The term “Assisted Living” is the most one of the most Googled senior living search trends. Although aging at home is the preference of many seniors, if there are no family caregivers available and no in-home caregivers, that solitude can be an awful thing. Those who have chosen assisted living report a high degree of satisfaction with their senior living choice.
However, Baby Boomers, those born post World War II — between 1946 and 1964, are defining a new way of aging. They are living longer and more actively so it makes sense that they would seek to establish a new kind of senior living dynamic. When living alone and aging in place is no longer a viable or preferred option, they are choosing to age in communities of their own design.
Marianne Kilkenny is one such advocate leading the charge in bringing forth a new aging community model. She created and founded Women Living in Community (WLIC) in 2007. What began as a simple website has grown into a movement. WLIC brings together individuals, families, and professionals who are changing the face of senior housing options. The vision is to move from the standard aging elder institutional settings like assisted living housing and nursing homes to communities where neighbors care for each other.
“Aging in Community is more than shared housing. It’s refocusing our outlook on aging from one that is medical and healthcare-centric to one that focuses upon community,” Ms. Kilkenny writes on her website. “Wellbeing is more than healthcare; it’s emotional care and that kind of care comes from being surrounded by people we know, love and trust, not just by nurses and planned activities.”
Ms. Kilkenny has also authored Your Quest for Home: A Guidebook to Find the Ideal Community for Your Later Years. The workbook details the options for resident-created communities that might include co-housing and “pocket communities” where residents look after each other, care about each other, and support each other.
As with all senior living options, there are challenges to the model as well. Traditional assisted living provides planned activities. Unless a resident is proactive about getting yoga instructors to come to a central community location, or hire a van or bus to take groups on cultural outings, those perks won’t be available to those seniors who are unable to get out and enjoy these experiences on their own. More importantly, what sort of medical attention is available onsite?
I also think one of the keys to the success of these communities is to make sure they are multi-generational. If everyone in the community is aging together at the same time, how good is your brother’s (or sister’s) keeper when you are both in your 90s and need the same level of attention and help with the activities of daily living? And one of my biggest beefs with institutional aging settings is the age-segregation that naturally occurs.

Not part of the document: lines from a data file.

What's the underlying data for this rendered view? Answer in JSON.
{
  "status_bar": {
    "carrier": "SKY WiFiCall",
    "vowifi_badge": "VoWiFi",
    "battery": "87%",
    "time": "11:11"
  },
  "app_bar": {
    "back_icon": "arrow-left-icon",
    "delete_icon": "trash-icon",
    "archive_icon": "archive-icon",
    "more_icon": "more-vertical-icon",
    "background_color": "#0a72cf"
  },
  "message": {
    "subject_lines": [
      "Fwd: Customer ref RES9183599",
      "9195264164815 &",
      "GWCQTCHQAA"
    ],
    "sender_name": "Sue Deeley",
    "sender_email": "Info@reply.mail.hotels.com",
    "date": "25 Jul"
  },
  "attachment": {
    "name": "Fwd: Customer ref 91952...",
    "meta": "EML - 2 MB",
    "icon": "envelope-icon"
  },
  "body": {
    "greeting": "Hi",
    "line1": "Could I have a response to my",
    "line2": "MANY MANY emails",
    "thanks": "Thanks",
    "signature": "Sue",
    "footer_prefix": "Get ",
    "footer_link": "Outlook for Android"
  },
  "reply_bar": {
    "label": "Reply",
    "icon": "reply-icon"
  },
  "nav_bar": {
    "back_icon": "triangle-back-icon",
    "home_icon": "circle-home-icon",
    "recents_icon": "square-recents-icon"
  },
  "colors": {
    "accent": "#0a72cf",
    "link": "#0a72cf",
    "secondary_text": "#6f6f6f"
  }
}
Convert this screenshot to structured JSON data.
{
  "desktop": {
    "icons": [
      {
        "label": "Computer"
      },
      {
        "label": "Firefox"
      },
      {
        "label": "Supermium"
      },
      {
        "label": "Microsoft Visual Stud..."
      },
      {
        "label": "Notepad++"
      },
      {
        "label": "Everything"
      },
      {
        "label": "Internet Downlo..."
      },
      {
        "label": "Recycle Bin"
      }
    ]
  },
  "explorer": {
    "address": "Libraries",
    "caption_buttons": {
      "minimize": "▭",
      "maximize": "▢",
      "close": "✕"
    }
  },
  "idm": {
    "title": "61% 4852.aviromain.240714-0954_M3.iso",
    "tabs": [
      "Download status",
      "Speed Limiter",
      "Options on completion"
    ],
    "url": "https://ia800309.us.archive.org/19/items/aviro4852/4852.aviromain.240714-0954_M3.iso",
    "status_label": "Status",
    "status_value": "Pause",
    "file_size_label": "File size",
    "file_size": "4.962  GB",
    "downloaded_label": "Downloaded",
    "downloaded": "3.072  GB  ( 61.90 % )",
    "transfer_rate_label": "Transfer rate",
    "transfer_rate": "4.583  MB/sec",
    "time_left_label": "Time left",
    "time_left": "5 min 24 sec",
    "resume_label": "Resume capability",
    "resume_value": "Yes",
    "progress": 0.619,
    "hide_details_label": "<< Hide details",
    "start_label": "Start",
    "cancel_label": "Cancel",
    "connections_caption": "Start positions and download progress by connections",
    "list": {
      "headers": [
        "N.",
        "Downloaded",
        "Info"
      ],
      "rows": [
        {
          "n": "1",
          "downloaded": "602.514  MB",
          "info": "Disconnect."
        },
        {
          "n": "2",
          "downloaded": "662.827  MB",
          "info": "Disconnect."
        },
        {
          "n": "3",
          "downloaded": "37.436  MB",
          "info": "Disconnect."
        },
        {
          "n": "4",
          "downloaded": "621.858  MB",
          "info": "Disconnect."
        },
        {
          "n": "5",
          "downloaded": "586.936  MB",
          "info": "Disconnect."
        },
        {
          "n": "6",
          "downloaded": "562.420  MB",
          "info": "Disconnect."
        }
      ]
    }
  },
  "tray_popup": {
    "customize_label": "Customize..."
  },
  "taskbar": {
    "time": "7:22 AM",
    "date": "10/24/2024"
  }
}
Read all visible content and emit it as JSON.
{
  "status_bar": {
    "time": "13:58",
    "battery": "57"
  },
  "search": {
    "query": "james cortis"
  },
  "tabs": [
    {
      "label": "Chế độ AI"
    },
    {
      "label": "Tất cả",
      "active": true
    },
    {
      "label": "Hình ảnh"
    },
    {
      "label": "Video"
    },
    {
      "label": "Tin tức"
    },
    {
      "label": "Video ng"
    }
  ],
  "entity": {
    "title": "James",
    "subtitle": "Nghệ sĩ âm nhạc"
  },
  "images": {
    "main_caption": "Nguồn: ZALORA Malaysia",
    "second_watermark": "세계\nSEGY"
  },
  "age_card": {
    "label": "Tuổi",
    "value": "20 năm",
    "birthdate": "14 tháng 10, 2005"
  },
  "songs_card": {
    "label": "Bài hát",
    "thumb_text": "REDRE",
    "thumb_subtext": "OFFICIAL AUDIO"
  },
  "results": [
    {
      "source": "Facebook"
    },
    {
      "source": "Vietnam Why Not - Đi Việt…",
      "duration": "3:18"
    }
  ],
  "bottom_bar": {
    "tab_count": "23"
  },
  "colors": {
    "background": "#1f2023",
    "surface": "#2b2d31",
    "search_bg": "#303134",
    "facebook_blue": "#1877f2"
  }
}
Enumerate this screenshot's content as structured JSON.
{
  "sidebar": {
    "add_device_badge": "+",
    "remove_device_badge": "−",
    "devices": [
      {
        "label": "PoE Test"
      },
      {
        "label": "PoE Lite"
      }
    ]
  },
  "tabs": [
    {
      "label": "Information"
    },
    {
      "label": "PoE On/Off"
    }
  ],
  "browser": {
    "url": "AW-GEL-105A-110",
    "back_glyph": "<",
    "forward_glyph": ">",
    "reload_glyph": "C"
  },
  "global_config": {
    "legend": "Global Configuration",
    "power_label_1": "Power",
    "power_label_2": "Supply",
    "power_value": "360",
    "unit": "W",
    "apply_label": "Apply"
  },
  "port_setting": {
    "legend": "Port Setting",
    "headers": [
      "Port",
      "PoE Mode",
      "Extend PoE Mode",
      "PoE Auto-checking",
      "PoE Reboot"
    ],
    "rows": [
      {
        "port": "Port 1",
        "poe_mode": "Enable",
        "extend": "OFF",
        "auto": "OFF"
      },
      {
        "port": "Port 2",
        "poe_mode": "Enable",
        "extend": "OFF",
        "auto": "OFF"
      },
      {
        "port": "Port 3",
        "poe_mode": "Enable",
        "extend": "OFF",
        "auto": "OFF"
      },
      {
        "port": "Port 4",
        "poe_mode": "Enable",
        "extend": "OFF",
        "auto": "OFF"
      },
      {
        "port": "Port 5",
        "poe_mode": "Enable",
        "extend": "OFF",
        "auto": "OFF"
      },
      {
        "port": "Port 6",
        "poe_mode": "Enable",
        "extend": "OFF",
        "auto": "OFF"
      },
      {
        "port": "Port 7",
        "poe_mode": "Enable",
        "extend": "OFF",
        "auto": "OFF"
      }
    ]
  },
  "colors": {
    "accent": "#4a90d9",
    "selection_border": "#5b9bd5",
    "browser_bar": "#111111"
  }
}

I’ve always liked the idea of a Golden Girls kind of living arrangement where I wind up co-housing and cracking wise with a group of girlfriends (women generally outlive their male spouses.) Of course, these alternate retirement communities are not just for the ladies. NBC Nightly News filmed a shared housing model in Asheville, NC. featuring four women and one “Golden Guy”.
What do you think of this alternative to existing assisted living and nursing home models? Do you think this might just be the future of an aging society? What do you think would make this interesting atypical retirement community work even better?